New Zealand, the top Oceania qualifier, last played in the World Cup finals in Spain in 1982. Bahrain, the fifth qualifier from the Asian federation, has never made the finals.
Bahrain, ranked 61 by FIFA, is the favourite after dominating the first leg, but New Zealand (ranked at 83) is relying on the home advantage and the visitors' discomfort in a forecast chilly 13 degrees Celsius, well below the steamy heat of the Gulf they are used to, to give them the edge.
New Zealand has to win the game to be sure of a place in South Africa. If there is another draw and goals are scored this time, Bahrain will get the berth by dint of the FIFA away goal rule.
New Zealand coach Ricki Herbert, who played in the 1982 finals, was buoyed by evidence that his star strikers, Shane Smeltz (Gold Coast United, Australia) and international newcomer Rory Falloon (Plymouth Argyle), are in form, both scoring winning goals for their clubs last weekend.
Another good omen was veteran skipper Ryan Nelsen notching up his first goal of the season - and only his second in 123 appearances - for Blackburn Rovers, who he captains in the English Premier League.
Herbert also has Chris Killen (Celtic), who, like Smeltz, has scored 17 goals for his country, and 17-year-old whizz kid Chris Wood, who plays for West Bromwich Albion, to add grunt up front.

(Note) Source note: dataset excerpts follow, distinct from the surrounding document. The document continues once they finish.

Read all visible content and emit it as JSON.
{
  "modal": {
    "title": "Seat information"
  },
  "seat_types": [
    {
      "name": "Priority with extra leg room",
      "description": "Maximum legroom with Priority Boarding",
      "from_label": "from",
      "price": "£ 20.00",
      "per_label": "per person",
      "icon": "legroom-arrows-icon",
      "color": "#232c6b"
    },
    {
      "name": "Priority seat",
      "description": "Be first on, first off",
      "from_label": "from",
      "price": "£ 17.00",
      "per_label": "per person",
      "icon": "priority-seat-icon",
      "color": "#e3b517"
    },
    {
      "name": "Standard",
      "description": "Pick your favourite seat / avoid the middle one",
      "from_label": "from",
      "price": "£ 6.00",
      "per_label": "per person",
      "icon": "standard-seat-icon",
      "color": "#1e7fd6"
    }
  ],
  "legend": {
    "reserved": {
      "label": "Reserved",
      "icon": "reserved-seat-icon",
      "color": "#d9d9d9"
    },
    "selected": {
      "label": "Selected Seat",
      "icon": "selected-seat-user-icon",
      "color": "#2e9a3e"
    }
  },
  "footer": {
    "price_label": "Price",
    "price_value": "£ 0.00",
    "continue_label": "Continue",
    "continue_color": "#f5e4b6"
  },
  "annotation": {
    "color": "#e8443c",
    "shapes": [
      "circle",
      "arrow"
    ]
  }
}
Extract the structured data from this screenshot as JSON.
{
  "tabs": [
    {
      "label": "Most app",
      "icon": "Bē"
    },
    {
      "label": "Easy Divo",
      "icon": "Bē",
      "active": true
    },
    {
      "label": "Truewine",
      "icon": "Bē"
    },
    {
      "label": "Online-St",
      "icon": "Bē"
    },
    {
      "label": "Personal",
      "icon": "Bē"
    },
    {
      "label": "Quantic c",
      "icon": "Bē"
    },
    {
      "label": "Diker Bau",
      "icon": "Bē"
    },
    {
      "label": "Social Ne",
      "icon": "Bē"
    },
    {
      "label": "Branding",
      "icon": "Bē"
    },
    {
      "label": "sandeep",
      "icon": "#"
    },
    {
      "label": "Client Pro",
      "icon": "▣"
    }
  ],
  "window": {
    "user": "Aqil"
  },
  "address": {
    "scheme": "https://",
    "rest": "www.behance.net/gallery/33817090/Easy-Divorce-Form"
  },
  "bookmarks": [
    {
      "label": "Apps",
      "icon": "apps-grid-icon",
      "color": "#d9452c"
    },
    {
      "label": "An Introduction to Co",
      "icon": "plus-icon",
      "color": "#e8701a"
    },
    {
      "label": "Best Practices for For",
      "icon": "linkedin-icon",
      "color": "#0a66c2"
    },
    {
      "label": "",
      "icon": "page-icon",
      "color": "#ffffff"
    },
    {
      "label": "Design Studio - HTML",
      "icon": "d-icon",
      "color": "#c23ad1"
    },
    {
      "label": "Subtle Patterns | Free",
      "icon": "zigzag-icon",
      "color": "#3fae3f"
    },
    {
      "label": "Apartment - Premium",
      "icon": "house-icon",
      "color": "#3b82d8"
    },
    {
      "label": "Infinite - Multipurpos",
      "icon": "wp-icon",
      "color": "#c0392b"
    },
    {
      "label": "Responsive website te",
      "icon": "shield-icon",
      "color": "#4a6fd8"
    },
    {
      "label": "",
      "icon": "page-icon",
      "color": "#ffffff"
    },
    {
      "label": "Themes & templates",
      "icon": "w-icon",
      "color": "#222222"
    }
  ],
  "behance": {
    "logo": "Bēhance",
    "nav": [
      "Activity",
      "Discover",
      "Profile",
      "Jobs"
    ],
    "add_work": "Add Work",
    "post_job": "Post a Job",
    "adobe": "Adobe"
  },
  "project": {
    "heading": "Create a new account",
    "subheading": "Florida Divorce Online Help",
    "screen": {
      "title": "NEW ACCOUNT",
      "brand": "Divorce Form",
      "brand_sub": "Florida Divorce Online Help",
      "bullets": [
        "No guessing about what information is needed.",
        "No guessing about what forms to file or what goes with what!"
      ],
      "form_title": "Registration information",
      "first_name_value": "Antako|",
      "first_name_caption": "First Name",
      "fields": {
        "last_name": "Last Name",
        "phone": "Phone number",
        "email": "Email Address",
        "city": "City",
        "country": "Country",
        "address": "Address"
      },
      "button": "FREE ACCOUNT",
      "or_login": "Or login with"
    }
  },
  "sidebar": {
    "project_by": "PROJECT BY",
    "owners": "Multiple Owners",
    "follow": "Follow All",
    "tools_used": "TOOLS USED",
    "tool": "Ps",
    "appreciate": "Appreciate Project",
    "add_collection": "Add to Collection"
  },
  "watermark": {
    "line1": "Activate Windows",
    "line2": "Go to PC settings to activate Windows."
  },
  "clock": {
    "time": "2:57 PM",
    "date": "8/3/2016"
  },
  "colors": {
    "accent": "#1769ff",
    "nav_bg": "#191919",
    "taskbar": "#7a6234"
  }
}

The only cloud over the New Zealand camp Friday was continuing doubt about the fitness of midfielder Simon Elliott, a veteran with 66 caps who has been struggling with a hip injury.
Although Herbert has a talented young substitute in Michael McGlinchey, 22, on standby, Elliott's experience and cool head would be a loss.
Bahrain surprised many by spending most of the week preparing in Sydney, where it has been much warmer, and not flying into Wellington until Thursday, leaving only two days to get acclimatized.
Coach Milan Macala shrugged off concerns about the weather, saying that playing football warmed up his players, even if they were used to the heat.
Both teams are very conscious of what is at stake. Herbert said a win would be a 'defining moment' in New Zealand football history, galvanising the country behind the minority sport the way the 1982 squad did.
'I am living this dream like any other Bahraini who wants to qualify for the World Cup for the first time and we will work very hard to achieve this dream,' Macala said.